Turkey’s temper tantrum reached new heights with the harassment, Monday morning, of a group of 40 Israelis at Istanbul’s international airport, and the decision, Monday afternoon, to kick out every Israeli diplomat save the embassy spokesperson and consular services personnel by Wednesday.

Turkey has announced other steps – including challenging Israel’s blockade at the International Court of Justice and suing the IDF soldiers involved in the Mavi Marmara incident that triggered the latest crisis between the two countries.

Much of this may be venting frustration and anger at Turkey’s failure; after all, the general contours of the Palmer Report had been known since last June.
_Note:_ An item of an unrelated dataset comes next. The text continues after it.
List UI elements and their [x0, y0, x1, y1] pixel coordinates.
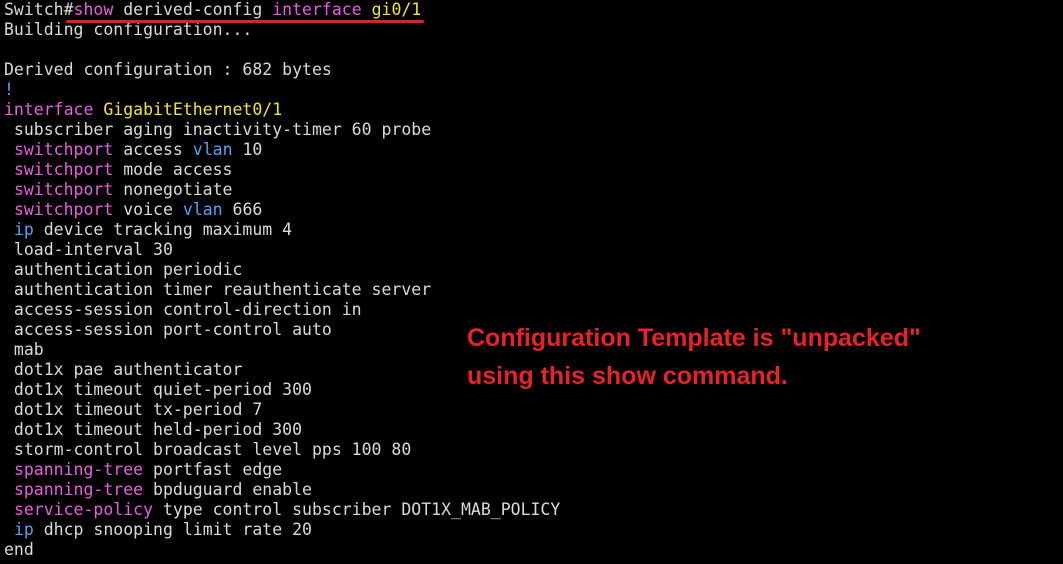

Turkey tried to extort an apology from Israel – though the Palmer Report only recommends Israel expresses regret (Israel has already done so).

But there is an ominous threat in the Turkish list of steps against Israel, which Michael discussed here yesterday–Turkey’s announcement it is going to “take measures to ensure freedom of navigation in the eastern Mediterranean.” Michael did a great job collecting all the utterances on the subject made by Turkish officials.

If this is just a testosterone thing, so be it.

But if Turkey is serious about escalating its crisis with Jerusalem by forcing the blockade, Turkish Prime Minister Recep Tayyip Erdogan’s and his Foreign Minister Ahmet Davutoglu’s legal advisers might wish to carefully re-read several passages of the Palmer Report. For example, the Report’s findings state: “The fundamental principle of the freedom of navigation on the high seas is subject to only certain limited exceptions under international law. Israel faces a real threat to its security from militant groups in Gaza. The naval blockade was imposed as a legitimate security measure in order to prevent weapons from entering Gaza by sea and its implementation complied with the requirements of international law.”

Elsewhere, the Report notes that “Once a blockade has been lawfully established, it needs to be understood that the blockading power can attack any vessel breaching the blockade if after prior warning the vessel intentionally and clearly refuses to stop or intentionally and clearly resists visit, search or capture. There is no right within those rules to breach a lawful blockade as a right to protest. Breaching a blockade is therefore a serious step involving the risk of death or injury.” (Paragraph 158)

It adds that “The imposition of a blockade involves the use of force, which can only be employed in the exercise of a right of self-defense.” (Paragraph 160) It goes on to say that “The purpose of a blockade is thus to prevent all enemy and neutral ships from entering or leaving the blockaded territory.” (Appendix II, paragraph 16) and therefore “all neutral and belligerent shipping—including the blockading power’s own merchant vessels—is barred from entering or leaving the blockaded area unless otherwise authorized by the blockading power in specific, exceptional cases.” (Appendix II, Paragraph 31)

What does the Report say about a vessel trying to breach the blockade?

“Vessels suspected on reasonable grounds of breaching a blockade may be captured. Capture is the taking of such vessels as a prize for adjudication. It is “effected by securing possession of the vessel through the captor sending an officer and some of his own crew on board. In this context, it should be noted that a vessel’s motive for breaching the blockade is irrelevant. In particular, humanitarian vessels are not exempted from capture, unless they have entered into a prior agreement with the blockading power in line with the relevant provisions of the San Remo Manual.” (Appendix II, Paragraph 43 and 44)

Given the explicitly and cockily stated intention by Turkey to breach the blockade with warships, I think the above applies, as does what  follows: “Intrinsically linked to the right of capture is the right of the blockading power to search and visit a vessel if ‘there are reasonable grounds for suspecting’ that the ship is breaching or attempting to breach the blockade. The right of search and visit therefore serves to address uncertainties about a vessel’s intended journey. Otherwise, belligerents would be unable effectively to control and enforce the . . . institution of a blockade. The right to visit and search may not be exercised arbitrarily. However, certainty about the breach or attempted breach is not required; it suffices that there are reasonable grounds to believe such activity occurs. If a vessel resists interception or capture, it may be attacked. At that moment, the vessel becomes a military object.” (Appendix II, Paragraphs 45 and 46).

Because the Palmer Report has recognized an on-going state of war exists between Israel and Hamas; that Israel has a right to self-defense in this context; that the blockade is a legitimate instrument to meet Israel’s security requirements; and that therefore Israel’s blockade is legal; any attempt by Turkish ships to breach the blockade would be an act of aggression. Israel, provided it follows the rules of engagement (prior warning, ascertainment of the vessels’ intentions, non-violent means, proportionality etc.) laid out in the Palmer Report, is entitled to board, capture or otherwise use force to prevent Turkish ships from getting to Gaza.

The law, as laid out in the Palmer Report, is on Israel’s side. Turkey can throw the Report in the bin – as it did – and threaten to challenge the blockade at the
International Court of Justice (which it can’t, unless Israel agrees to jointly seek a judgment on the matter). But saying the earth is flat does not make it less round.